Maybe, but how do I have to be


And the days went by like paper in the wind

Everything changed, then changed again


I'm so tired of being tired

Sure as night will follow day

Most thing I worry about

Never happen anyway


Des histoires de types perdus, des bonhommes qui essayent, des gars pour qui ça marche pas, mais qui continuent parce que parfois, parfois quand on fait vraiment bien attention, on trouve quand même un peu de beauté dans ce monde absurde.

Les musiciens, Tom Petty le premier, mais aussi son indétachable collaborateur et guitariste Mike Campbell, sont appliqués et diablement cohérents d'un bout à l'autre. La texture de cet album est intime et chaleureuse, organique et proche.
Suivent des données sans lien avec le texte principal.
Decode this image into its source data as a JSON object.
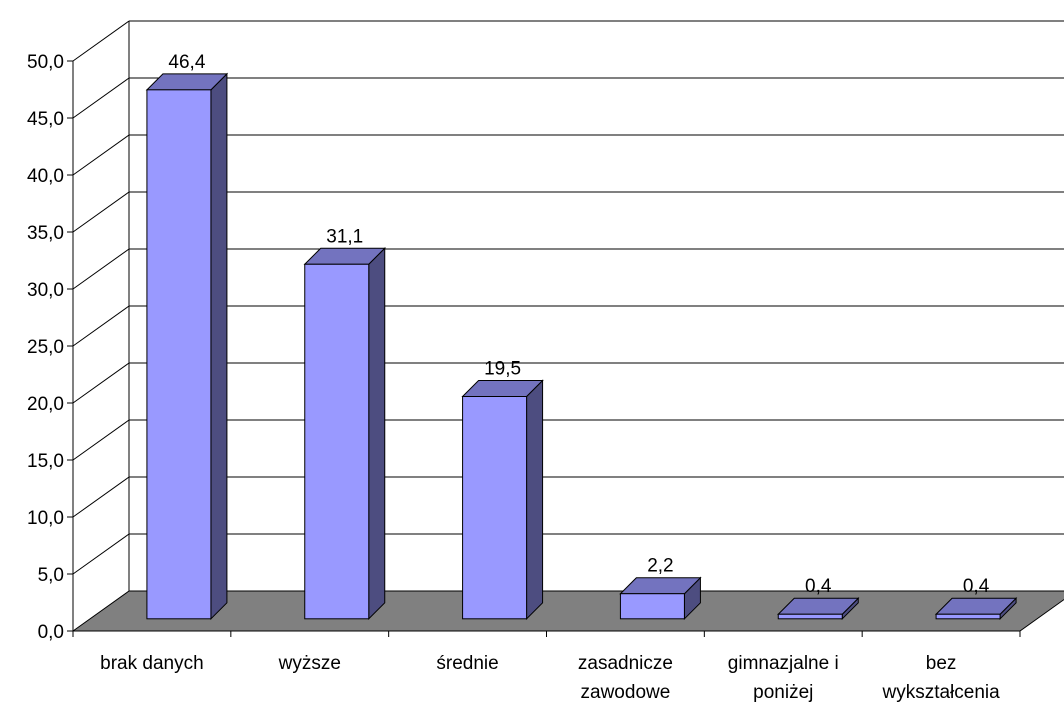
{
  "chart_data": {
    "type": "bar",
    "three_d": true,
    "categories": [
      [
        "brak danych"
      ],
      [
        "wyższe"
      ],
      [
        "średnie"
      ],
      [
        "zasadnicze",
        "zawodowe"
      ],
      [
        "gimnazjalne i",
        "poniżej"
      ],
      [
        "bez",
        "wykształcenia"
      ]
    ],
    "values": [
      46.4,
      31.1,
      19.5,
      2.2,
      0.4,
      0.4
    ],
    "value_labels": [
      "46,4",
      "31,1",
      "19,5",
      "2,2",
      "0,4",
      "0,4"
    ],
    "y_ticks": [
      "0,0",
      "5,0",
      "10,0",
      "15,0",
      "20,0",
      "25,0",
      "30,0",
      "35,0",
      "40,0",
      "45,0",
      "50,0"
    ],
    "ylim": [
      0,
      50
    ],
    "title": "",
    "xlabel": "",
    "ylabel": "",
    "grid": true,
    "legend": "none",
    "colors": {
      "bar_front": "#9999ff",
      "bar_side": "#4d4d80",
      "bar_top": "#7373bf",
      "floor": "#808080",
      "axis": "#000000",
      "grid": "#000000"
    }
  }
}
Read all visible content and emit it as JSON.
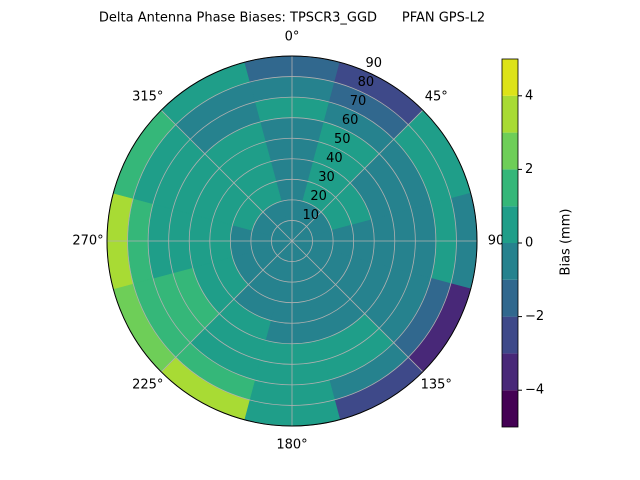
{
  "chart_data": {
    "type": "polar_contour",
    "title": "Delta Antenna Phase Biases: TPSCR3_GGD      PFAN GPS-L2",
    "colorbar_label": "Bias (mm)",
    "azimuth": [
      0,
      30,
      60,
      90,
      120,
      150,
      180,
      210,
      240,
      270,
      300,
      330
    ],
    "radius": [
      5,
      15,
      25,
      35,
      45,
      55,
      65,
      75,
      85
    ],
    "values": [
      [
        -0.5,
        -0.5,
        -0.5,
        -0.5,
        -0.5,
        -0.5,
        0.5,
        -0.5,
        -1.5
      ],
      [
        -0.5,
        -0.5,
        0.5,
        0.5,
        0.5,
        0.5,
        -0.5,
        -1.5,
        -2.5
      ],
      [
        -0.5,
        -0.5,
        0.5,
        0.5,
        -0.5,
        -0.5,
        -0.5,
        0.5,
        0.5
      ],
      [
        -0.5,
        -0.5,
        -0.5,
        -0.5,
        -0.5,
        -0.5,
        -0.5,
        0.5,
        -0.5
      ],
      [
        -0.5,
        -0.5,
        -0.5,
        -0.5,
        -0.5,
        -0.5,
        -0.5,
        -1.5,
        -3.5
      ],
      [
        -0.5,
        -0.5,
        -0.5,
        -0.5,
        -0.5,
        0.5,
        0.5,
        -0.5,
        -2.5
      ],
      [
        -0.5,
        -0.5,
        -0.5,
        -0.5,
        -0.5,
        0.5,
        0.5,
        0.5,
        0.5
      ],
      [
        -0.5,
        -0.5,
        -0.5,
        -0.5,
        0.5,
        0.5,
        0.5,
        1.5,
        3.5
      ],
      [
        -0.5,
        -0.5,
        -0.5,
        0.5,
        0.5,
        1.5,
        1.5,
        1.5,
        2.5
      ],
      [
        -0.5,
        -0.5,
        -0.5,
        0.5,
        0.5,
        0.5,
        0.5,
        1.5,
        3.5
      ],
      [
        -0.5,
        -0.5,
        0.5,
        0.5,
        0.5,
        0.5,
        0.5,
        0.5,
        1.5
      ],
      [
        -0.5,
        -0.5,
        0.5,
        0.5,
        0.5,
        0.5,
        -0.5,
        -0.5,
        0.5
      ]
    ],
    "rlim": [
      0,
      90
    ],
    "rticks": [
      10,
      20,
      30,
      40,
      50,
      60,
      70,
      80,
      90
    ],
    "thetaticks": [
      {
        "value": 0,
        "label": "0°"
      },
      {
        "value": 45,
        "label": "45°"
      },
      {
        "value": 90,
        "label": "90"
      },
      {
        "value": 135,
        "label": "135°"
      },
      {
        "value": 180,
        "label": "180°"
      },
      {
        "value": 225,
        "label": "225°"
      },
      {
        "value": 270,
        "label": "270°"
      },
      {
        "value": 315,
        "label": "315°"
      }
    ],
    "levels": [
      -5,
      -4,
      -3,
      -2,
      -1,
      0,
      1,
      2,
      3,
      4,
      5
    ],
    "colors": [
      "#440154",
      "#482878",
      "#3e4989",
      "#31688e",
      "#26828e",
      "#1f9e89",
      "#35b779",
      "#6ece58",
      "#a8db34",
      "#dde318"
    ],
    "clim": [
      -5,
      5
    ],
    "cticks": [
      {
        "value": -4,
        "label": "−4"
      },
      {
        "value": -2,
        "label": "−2"
      },
      0,
      2,
      4
    ],
    "grid": true
  }
}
Et si guitares/batterie/basse dominent, piano, orgue, ou section de cordes font de très heureuses incursions.

Oserais-je dire qu'il y a tout de même un ou deux titres qui selon moi ne sont pas au niveau du reste ? Oui, certes, affirmatif, pensez bien, sur 15 plages ! House in the Woods et Wake Up Time sont moins inspirés, plus oubliables, mais n'empêchent pas de conclure qu'on a là un grand, un très grand album d'americana.


Ensuite, j'ai écouté le second disque, celui rassemblant les nouveau titres. Dans l'ensemble, rien ne vient modifier la perception très positive que j'ai de Wildflowers. L'ambiance est la même et le contraire serait étonnant puisque c'est la même équipe qui est au commande. Mais une fois passée le premier moment de la découverte, une fois arrivé au bout des 10 plages disponibles, je dois bien avouer qu'il y avait une petit impression de manque, une absence d'envie d'y replonger tout de suite... et pourtant, diantre, 10 inédits de Tom Petty, issus de ses sessions parmi les plus admirées, il devrait se passer quelque chose... Le fait est que, à la première écoute, ce second disque manque de titres forts, de « tubes » si l'on veut, de chansons de la trempe de ce qu'on trouve de plus mémorable sur l'album de 1994, alors que paradoxalement je ne peux pas non plus mettre le doigt sur l'un ou l'autre défaut manifeste dans ces chansons.

Ma première conclusion a été de me dire que c'était probablement normal : après tout, au moment de décider pour un album simple plutôt qu'un album double, ce sont les meilleurs chansons qu'on a très certainement sélectionnées pour la publication. Dès lors, le second disque ne peut proposer ici que du second choix ; un terme peu flatteur dans un contexte artistique, mais on voit l'idée...

Toutefois, ma seconde conclusion est venue tempérer la première. L'écoute de la musique est aussi affaire de ressenti psychologique, un domaine où la subjectivités joue un rôle important. Comparer des chansons extrêmement familières, écoutées cent fois, à de nouvelles venues est un exercice délicat, alors qu'on sait que parfois un album prend son temps pour faire découvrir ses qualités (ce que les puristes appellent un grower). L'attente est aussi la pire ennemie d'une nouvelle chanson ; Wildflowers n'étant pas n'importe quel disque, le niveau à atteindre est involontairement placé très (trop ?) haut, générant en retour des déceptions injustes.



Afin de brouiller les cartes, j'ai donc dans un troisième temps « ripé » le contenue des deux disques, balancé tout dans la même playlist et écouté l'ensemble en lecture aléatoire, mélangeant allègrement titres connus et moins connus à travers une démarche à vocation plus équitable. Et à partir de ce moment, tout passait comme une lettre à la poste, les inédits ne venant en aucun cas faire baisser le niveau ou altérer la perception très positive de l'album, certes devenu bien plus long. En outre, les nouveaux morceaux gagnaient à la réécoute, dévoilaient leurs qualités, venaient étoffer les bons moment de l'écoute. Hope You Never, Climb That Hill Blues, Harry GreenSomething Could Happen et California sont définitivement entrées dans le haut du panier.

Au final, que ce soit sur un ou deux disques, Wildflowers est et restera une pierre angulaire de la discographie de Tom Petty et de la musique populaire américaine récente. A chacun de voir s'il préfèrera une expérience plus compacte, allant droit à l'essentiel, ou s'il penchera pour un voyage plus long, apaisant, s'autorisant des incartades, des étapes futiles, des respirations qui dilatent le temps et l'espace, qui changent doucement la perspective sur une oeuvre résolument magistrale.

C'est tout pour aujourd'hui. Portez-vous bien et écoutez de la musique.